Trempant ses jolis
pieds dans les eaux vives des ruisseaux, la fée Noisette rêvait tout en
surveillant le petit monde de son royaume, notamment les écureuils si facétieux
et prêts à de nombreuses cabrioles au péril de leur vie.
Dans l’eau claire d’une
rivière abandonnée et cachée dans un écrin de verdure en forme de cœur, un
bouclier d’argent porté par trois naïades surgit dans un éclaboussement d’écume.
« Le chevalier à
qui ce bouclier est destiné ne doit pas être loin » pensa la fée et elle
ne se trompait guère car des mains protégées par des gantelets d’acier ciselé
se posèrent sur ses épaules et elle se laissa guider par ce héros échappé d’un
cercle légendaire.
Juchée en amazone sur
l’alezan de son beau chevalier, la fée contemplait son visage dans le reflet du
bouclier.

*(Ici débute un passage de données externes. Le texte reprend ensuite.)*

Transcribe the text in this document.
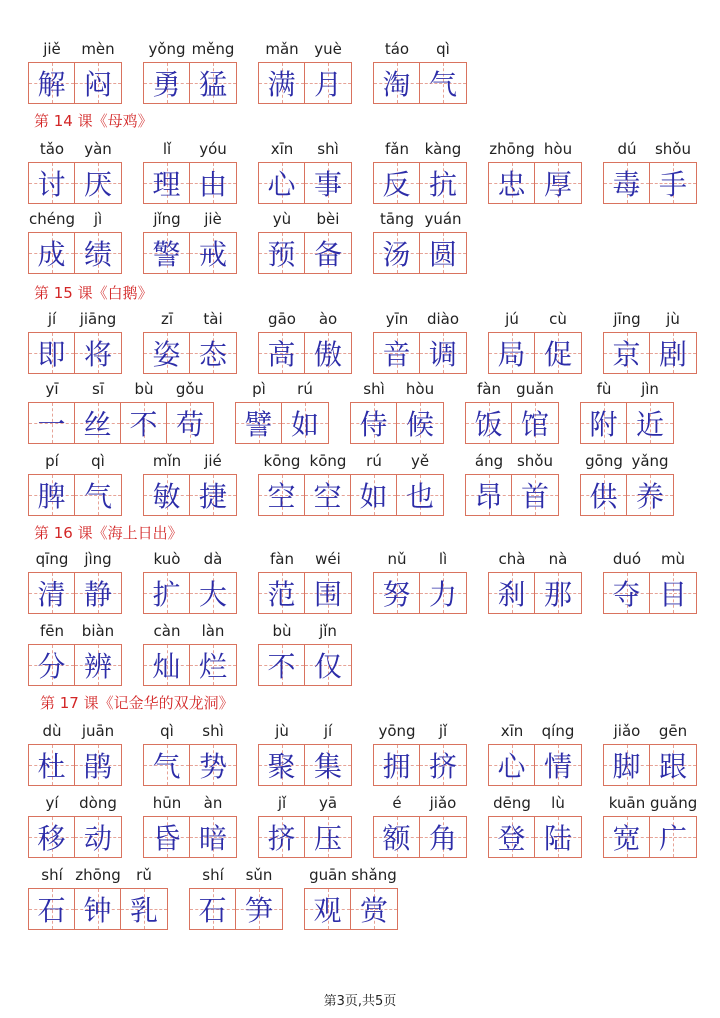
jiě	mèn
解 闷
yǒng měng
勇 猛
mǎn	yuè
满 月
táo	qì
淘 气
tǎo	yàn
讨 厌
lǐ	yóu
理 由
xīn	shì
心 事
fǎn	kàng
反 抗
zhōng hòu
忠 厚
dú	shǒu
毒 手
chéng	jì
成 绩
jǐng	jiè
警 戒
yù	bèi
预 备
tāng yuán
汤 圆
jí	jiāng
即 将
zī	tài
姿 态
gāo	ào
高 傲
yīn	diào
音 调
jú	cù
局 促
jīng	jù
京 剧
yī	sī	bù	gǒu
一 丝 不 苟
pì	rú
譬 如
shì	hòu
侍 候
fàn	guǎn
饭 馆
fù	jìn
附 近
pí	qì
脾 气
mǐn	jié
敏 捷
kōng kōng	rú	yě
空 空 如 也
áng shǒu
昂 首
gōng yǎng
供 养
qīng	jìng
清 静
kuò	dà
扩 大
fàn	wéi
范 围
nǔ	lì
努 力
chà	nà
刹 那
duó	mù
夺 目
fēn	biàn
分 辨
càn	làn
灿 烂
bù	jǐn
不 仅
dù	juān
杜 鹃
qì	shì
气 势
jù	jí
聚 集
yōng	jǐ
拥 挤
xīn	qíng
心 情
jiǎo	gēn
脚 跟
yí	dòng
移 动
hūn	àn
昏 暗
jǐ	yā
挤 压
é	jiǎo
额 角
dēng	lù
登 陆
kuān guǎng
宽 广
shí zhōng	rǔ
石 钟 乳
shí	sǔn
石 笋
guān shǎng
观 赏
第 14 课《母鸡》
第 15 课《白鹅》
第 16 课《海上日出》
第 17 课《记金华的双龙洞》
第3页,共5页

Son charme était indéfinissable. Cependant la fée aperçut un pli
cruel à la commissure de ses lèvres charnues, au parfum de cerise. Elle ferma
un instant les yeux et fut propulsée à terre alors qu’elle tenait toujours le
bouclier.
Étourdie par le choc, elle se rassura
en constatant qu’une farandole d’écureuils l’entourait d’une courbe
protectrice. Des bébés écureuils sur les genoux, la fée se consolait d’avoir
perdu un bel amour mais soudain, en posant le regard sur le bouclier, elle vit
avec surprise un visage diabolique entouré de serpents qui s’échappaient du pli
cruel de la jolie bouche qu’elle avait contemplée en rêvant d’un amour fou :
le chevalier était un monstre échappé de son château en ruines et sans le
secours de ses téméraires écureuils, elle aurait été dépecée pour entretenir un
rite satanique !
La fée Noisette retrouva avec bonheur sa jolie
chaumière au cœur de la forêt et se jura de ne plus se laisser séduire par un
chevalier. Elle jeta le bouclier d’argent dans le courant de la rivière et un
saumon l’emporta sur son dos jusqu’au château des souvenirs perdus.